When comparing fractions and decimals, it's essential to present both numbers in the same format. This makes it easier to evaluate them. You have two choices:

• Convert the decimal to a fraction.
• Convert the fraction to a decimal.

For many, converting the fraction to a decimal is straightforward, especially if the fraction has a denominator like 8, which is easily divisible. For instance, converting \(\frac{6}{8}\) into a decimal involves dividing 6 by 8, resulting in 0.75.
Once both numbers are in decimal form, comparison is straightforward. You can directly see if one number is greater, smaller, or equal to the other. This method avoids potential errors in comparing mixed formats and simplifies the mathematical process.

In mathematical equations, symbols like \(<\), \(>\), and \(=\) are fundamental. They help describe the relationship between two values:

• \(<\): Indicates that the left side is less than the right side.
• \(>\): Shows that the left side is greater than the right side.
• \(=\): Denotes that both sides have equal value.

Every comparison task requires choosing the correct symbol. For our problem, after converting both the fraction and the decimal to the same format, we must determine if \(0.75\) is less than, greater than, or equal to \(0.75\).

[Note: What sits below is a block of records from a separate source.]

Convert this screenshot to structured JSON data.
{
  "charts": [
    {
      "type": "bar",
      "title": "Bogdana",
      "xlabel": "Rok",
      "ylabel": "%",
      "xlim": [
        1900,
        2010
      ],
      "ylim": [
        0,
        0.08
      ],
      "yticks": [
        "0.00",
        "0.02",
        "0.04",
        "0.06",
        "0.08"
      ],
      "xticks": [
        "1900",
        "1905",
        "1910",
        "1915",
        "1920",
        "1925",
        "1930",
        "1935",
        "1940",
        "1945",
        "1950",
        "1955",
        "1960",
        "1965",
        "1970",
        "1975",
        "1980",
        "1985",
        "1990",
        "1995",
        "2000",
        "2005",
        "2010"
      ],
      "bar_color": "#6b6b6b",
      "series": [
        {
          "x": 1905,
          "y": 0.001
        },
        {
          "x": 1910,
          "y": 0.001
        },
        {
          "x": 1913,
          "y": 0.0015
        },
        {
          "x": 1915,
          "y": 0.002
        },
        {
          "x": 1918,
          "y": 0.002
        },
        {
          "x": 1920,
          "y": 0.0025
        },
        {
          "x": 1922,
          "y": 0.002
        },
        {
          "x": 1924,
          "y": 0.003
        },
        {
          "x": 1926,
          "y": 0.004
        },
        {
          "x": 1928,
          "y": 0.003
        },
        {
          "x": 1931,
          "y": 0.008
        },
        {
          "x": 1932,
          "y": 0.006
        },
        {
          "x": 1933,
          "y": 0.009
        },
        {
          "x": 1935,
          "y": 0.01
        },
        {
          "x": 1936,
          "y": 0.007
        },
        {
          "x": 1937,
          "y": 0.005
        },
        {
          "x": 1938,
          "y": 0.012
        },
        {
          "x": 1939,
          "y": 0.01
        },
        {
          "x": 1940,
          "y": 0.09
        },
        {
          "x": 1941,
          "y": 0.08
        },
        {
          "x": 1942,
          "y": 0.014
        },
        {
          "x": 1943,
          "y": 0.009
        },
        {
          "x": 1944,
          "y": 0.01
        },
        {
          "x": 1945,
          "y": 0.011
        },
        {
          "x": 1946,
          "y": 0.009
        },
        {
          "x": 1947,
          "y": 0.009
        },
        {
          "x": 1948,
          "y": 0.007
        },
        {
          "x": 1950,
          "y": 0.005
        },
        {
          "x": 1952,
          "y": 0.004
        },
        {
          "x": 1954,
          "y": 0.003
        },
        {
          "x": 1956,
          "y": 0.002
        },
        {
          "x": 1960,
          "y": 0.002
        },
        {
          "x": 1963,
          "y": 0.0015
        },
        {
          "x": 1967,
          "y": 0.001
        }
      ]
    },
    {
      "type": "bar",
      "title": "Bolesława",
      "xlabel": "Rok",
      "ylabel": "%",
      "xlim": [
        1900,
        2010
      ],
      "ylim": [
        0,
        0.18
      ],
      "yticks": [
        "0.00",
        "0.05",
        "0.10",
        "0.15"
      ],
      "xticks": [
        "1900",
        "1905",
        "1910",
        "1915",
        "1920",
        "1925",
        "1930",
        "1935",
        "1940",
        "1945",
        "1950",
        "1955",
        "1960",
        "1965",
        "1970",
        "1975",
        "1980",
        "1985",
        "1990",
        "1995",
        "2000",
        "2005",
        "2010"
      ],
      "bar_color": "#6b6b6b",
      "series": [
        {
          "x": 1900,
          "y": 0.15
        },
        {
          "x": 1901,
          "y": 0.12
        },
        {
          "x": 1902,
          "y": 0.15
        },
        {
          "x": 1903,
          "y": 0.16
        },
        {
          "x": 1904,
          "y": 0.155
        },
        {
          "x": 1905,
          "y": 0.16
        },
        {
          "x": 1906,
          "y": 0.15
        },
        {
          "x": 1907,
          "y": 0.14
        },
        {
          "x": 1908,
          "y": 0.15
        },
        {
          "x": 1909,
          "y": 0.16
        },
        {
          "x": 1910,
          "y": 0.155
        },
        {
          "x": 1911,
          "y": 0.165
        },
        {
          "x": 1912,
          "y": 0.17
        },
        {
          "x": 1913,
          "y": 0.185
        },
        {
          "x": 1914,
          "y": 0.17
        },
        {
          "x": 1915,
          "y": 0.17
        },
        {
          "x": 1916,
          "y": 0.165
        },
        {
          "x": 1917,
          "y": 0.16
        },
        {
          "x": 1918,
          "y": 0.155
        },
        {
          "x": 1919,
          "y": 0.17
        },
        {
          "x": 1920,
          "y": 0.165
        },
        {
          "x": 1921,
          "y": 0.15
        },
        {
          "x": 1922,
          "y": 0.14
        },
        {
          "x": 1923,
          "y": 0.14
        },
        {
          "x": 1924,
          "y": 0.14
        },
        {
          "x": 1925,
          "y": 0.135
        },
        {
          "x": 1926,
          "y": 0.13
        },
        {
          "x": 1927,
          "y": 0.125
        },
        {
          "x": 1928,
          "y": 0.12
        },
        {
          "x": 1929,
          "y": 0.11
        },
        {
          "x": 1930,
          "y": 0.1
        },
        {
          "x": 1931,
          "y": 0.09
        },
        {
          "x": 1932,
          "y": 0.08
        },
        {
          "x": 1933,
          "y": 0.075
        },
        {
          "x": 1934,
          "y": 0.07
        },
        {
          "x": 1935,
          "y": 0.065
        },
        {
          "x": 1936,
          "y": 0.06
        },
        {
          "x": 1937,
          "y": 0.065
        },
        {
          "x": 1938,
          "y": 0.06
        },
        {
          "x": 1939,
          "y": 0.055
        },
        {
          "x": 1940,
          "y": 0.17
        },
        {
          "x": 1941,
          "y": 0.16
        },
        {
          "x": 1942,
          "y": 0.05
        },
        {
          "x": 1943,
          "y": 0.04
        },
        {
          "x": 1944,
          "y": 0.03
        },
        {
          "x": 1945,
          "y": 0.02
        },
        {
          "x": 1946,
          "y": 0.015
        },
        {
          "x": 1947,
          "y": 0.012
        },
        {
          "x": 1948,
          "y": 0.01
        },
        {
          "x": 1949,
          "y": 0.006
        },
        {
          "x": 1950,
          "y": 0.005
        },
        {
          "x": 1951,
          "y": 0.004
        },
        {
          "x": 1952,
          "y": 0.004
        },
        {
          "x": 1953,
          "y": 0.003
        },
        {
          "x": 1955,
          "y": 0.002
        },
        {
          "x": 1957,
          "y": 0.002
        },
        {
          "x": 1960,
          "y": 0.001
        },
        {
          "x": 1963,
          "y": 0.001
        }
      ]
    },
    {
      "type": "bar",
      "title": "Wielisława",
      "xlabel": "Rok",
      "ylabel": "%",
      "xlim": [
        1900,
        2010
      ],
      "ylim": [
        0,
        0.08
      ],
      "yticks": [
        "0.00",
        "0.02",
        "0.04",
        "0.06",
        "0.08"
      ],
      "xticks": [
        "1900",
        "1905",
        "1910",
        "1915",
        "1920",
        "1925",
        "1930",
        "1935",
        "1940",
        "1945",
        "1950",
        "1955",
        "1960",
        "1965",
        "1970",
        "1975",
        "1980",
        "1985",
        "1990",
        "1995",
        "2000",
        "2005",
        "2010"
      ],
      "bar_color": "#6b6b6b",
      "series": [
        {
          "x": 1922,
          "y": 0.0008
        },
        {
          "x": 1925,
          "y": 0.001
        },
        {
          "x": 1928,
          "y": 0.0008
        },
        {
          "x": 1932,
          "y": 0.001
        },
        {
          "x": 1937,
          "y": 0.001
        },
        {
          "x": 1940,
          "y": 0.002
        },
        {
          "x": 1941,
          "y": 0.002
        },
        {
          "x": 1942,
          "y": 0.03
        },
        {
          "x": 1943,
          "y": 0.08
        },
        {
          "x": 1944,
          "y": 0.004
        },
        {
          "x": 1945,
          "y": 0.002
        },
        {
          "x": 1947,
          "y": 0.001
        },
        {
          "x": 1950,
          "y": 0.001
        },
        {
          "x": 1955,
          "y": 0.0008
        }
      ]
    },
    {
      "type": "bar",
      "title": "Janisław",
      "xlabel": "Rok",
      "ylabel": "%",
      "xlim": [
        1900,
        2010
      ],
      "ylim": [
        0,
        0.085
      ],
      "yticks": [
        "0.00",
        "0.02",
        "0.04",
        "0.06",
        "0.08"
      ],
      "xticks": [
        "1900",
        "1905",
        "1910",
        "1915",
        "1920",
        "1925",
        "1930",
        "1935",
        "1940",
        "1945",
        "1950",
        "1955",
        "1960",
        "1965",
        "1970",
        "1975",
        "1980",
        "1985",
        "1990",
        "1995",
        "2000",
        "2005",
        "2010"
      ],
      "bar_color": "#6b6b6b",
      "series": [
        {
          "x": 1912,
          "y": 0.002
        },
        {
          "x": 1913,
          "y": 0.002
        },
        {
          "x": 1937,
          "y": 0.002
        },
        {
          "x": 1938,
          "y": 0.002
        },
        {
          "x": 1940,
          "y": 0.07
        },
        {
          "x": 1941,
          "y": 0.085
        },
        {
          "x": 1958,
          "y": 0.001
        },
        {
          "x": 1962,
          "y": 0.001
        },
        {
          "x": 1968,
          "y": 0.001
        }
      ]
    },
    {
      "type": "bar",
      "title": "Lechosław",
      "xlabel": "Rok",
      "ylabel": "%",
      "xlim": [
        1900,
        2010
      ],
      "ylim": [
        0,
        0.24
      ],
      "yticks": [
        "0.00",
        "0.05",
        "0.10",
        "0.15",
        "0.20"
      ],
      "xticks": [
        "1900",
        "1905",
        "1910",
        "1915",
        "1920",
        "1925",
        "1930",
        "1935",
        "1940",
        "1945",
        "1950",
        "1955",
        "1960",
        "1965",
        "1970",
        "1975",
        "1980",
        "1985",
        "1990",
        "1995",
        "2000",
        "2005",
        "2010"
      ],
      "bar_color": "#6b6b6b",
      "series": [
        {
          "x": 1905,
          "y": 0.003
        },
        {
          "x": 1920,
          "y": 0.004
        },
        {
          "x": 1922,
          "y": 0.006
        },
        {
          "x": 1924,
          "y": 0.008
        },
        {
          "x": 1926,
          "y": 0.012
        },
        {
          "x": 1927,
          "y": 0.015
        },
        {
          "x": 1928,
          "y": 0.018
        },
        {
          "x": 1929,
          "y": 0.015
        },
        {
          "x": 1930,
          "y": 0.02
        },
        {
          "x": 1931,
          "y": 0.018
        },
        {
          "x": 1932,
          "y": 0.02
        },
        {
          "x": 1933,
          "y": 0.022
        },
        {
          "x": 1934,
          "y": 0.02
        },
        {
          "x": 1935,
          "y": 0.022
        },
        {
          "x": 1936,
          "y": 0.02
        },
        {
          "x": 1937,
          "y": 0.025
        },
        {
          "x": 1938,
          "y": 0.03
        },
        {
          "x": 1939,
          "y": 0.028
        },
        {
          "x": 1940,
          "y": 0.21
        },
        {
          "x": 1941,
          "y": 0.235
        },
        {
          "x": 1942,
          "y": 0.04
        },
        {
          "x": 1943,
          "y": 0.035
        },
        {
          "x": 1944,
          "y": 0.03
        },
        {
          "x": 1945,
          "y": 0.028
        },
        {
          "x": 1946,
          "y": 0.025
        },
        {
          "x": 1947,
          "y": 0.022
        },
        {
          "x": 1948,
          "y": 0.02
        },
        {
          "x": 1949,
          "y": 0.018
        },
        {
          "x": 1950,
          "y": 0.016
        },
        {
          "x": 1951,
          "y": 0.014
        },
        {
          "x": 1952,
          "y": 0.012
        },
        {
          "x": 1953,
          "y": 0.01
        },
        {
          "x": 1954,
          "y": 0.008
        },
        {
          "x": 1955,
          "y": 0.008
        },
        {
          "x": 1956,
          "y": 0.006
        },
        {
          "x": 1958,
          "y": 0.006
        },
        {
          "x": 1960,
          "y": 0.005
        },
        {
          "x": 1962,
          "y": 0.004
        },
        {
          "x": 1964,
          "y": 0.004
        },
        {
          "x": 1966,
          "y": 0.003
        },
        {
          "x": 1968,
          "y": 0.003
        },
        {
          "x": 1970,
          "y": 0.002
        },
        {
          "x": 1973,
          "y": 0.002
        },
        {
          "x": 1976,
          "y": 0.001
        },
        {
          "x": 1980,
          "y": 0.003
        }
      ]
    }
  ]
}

Since the values are equivalent, the symbol \(=\) is the perfect choice.
Understanding these symbols is crucial for developing mathematical literacy and solving equations accurately. They form the basic language of mathematics and help convey precise relationships.

Deciding whether to work with decimal numbers can simplify many mathematical operations. Decimal numbers express values using powers of 10, allowing for easy comparison and arithmetic operations.

• Decimal places represent tenths, hundredths, thousandths, etc.
• In our problem, \(0.75\) has two decimal places, equivalent to \(\frac{75}{100}\) in fractional form.

Decimals make operations clear, especially when precision is key. When you convert fractions like \(\frac{6}{8}\) into decimals, the results can be easily compared to other decimals without worrying about simplifying fractions or adjusting denominators.
Moreover, decimals are often used in everyday contexts such as money, measurements, and percentages. This makes them a handy format for performing quick and clear calculations in both academic exercises and real-life situations.